As to the first prong, the State and the Creamery agree the State has a substantial interest in combating deception and in establishing nutritional standards for milk. We assume, without deciding, that such interests are valid under intermediate scrutiny. In addition, we do not address the second prong of Central Hudson, regarding whether the State has shown its restriction directly and materially advances its interests, because the measure is clearly more extensive than necessary to achieve its goals.
Indeed, the State has introduced no evidence at all on the third prong of Central Hudson. The record makes clear that numerous less burdensome alternatives existed and were discussed by the State and the Creamery during negotiations that would have invоlved additional disclosure without banning the term “skim milk.”13 See Abramson, 949 F.2d at 1577 (“[W]hen the first amendment is at issue, ‘the preferred remedy is more disclosure, rather than less.‘” (quoting Bates v. State Bar of Ariz., 433 U.S. 350, 375, 97 S.Ct. 2691, 2704-2705, 53 L.Ed.2d 810 (1977))). There can be little question the State failed to show its remedy was “not more extensive than is necessary to serve [its] interest.” Central Hudson, 447 U.S. at 566, 100 S.Ct. at 2351.

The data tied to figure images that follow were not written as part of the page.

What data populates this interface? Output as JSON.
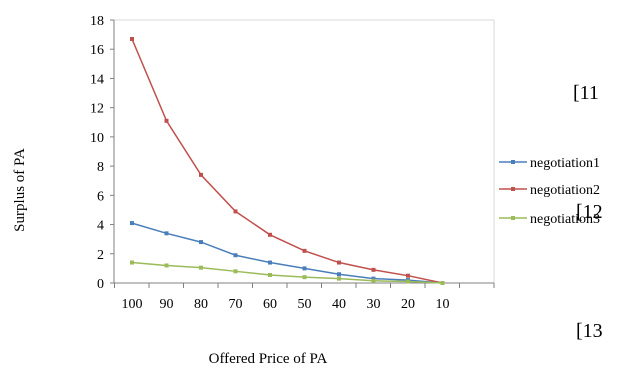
{
  "chart_data": {
    "type": "line",
    "title": "",
    "xlabel": "Offered Price of PA",
    "ylabel": "Surplus of PA",
    "categories": [
      "100",
      "90",
      "80",
      "70",
      "60",
      "50",
      "40",
      "30",
      "20",
      "10"
    ],
    "ylim": [
      0,
      18
    ],
    "yticks": [
      0,
      2,
      4,
      6,
      8,
      10,
      12,
      14,
      16,
      18
    ],
    "grid": false,
    "legend_position": "right",
    "series": [
      {
        "name": "negotiation1",
        "color": "#4a7ebb",
        "values": [
          4.1,
          3.4,
          2.8,
          1.9,
          1.4,
          1.0,
          0.6,
          0.3,
          0.2,
          0.0
        ]
      },
      {
        "name": "negotiation2",
        "color": "#c0504d",
        "values": [
          16.7,
          11.1,
          7.4,
          4.9,
          3.3,
          2.2,
          1.4,
          0.9,
          0.5,
          0.0
        ]
      },
      {
        "name": "negotiation3",
        "color": "#9bbb59",
        "values": [
          1.4,
          1.2,
          1.05,
          0.8,
          0.55,
          0.4,
          0.3,
          0.15,
          0.1,
          0.0
        ]
      }
    ]
  },
  "side_text": [
    "[11",
    "[12",
    "[13"
  ]
}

It is true, as the State contends, that the final prong of Central Hudson does not require it to show its measure was the least restrictive means of achieving its goal. See Borgner, 284 F.3d at 1213 (“We do not require that the regulation at issue be the least restrictive means available to accomplish the state‘s objective. Rather, we merely require ‘a fit between the legislature‘s ends and the means chosen to accomplish those ends—a fit that is not necessarily perfect, but reasonable.‘” (quoting Fox, 492 U.S. at 480, 109 S.Ct. at 3035)). Nevertheless, the State was unable to show that forbidding the Creamery from using the term “skim milk” was reasonable, and not more extensive than necessary to serve its interest. It “disregard[s] far less restrictive and more precise means“—for example, allowing skim milk to be called what it is and merely requiring a disclosure that it lacks vitamin A. Fox, 492 U.S. at 479, 109 S.Ct. at 3034 (quotation omitted). The State‘s mandate was clearly more extensive than necessary to serve its interest in preventing deception and ensuring adequate nutritional standards.
IV. CONCLUSION
For the foregoing reasons, the State has not carried its burden аnd is not entitled to summary judgment with respect to its prohibition of the Creamery‘s use of the term “skim milk.” We therefore VACATE the judgment and REMAND to the district court.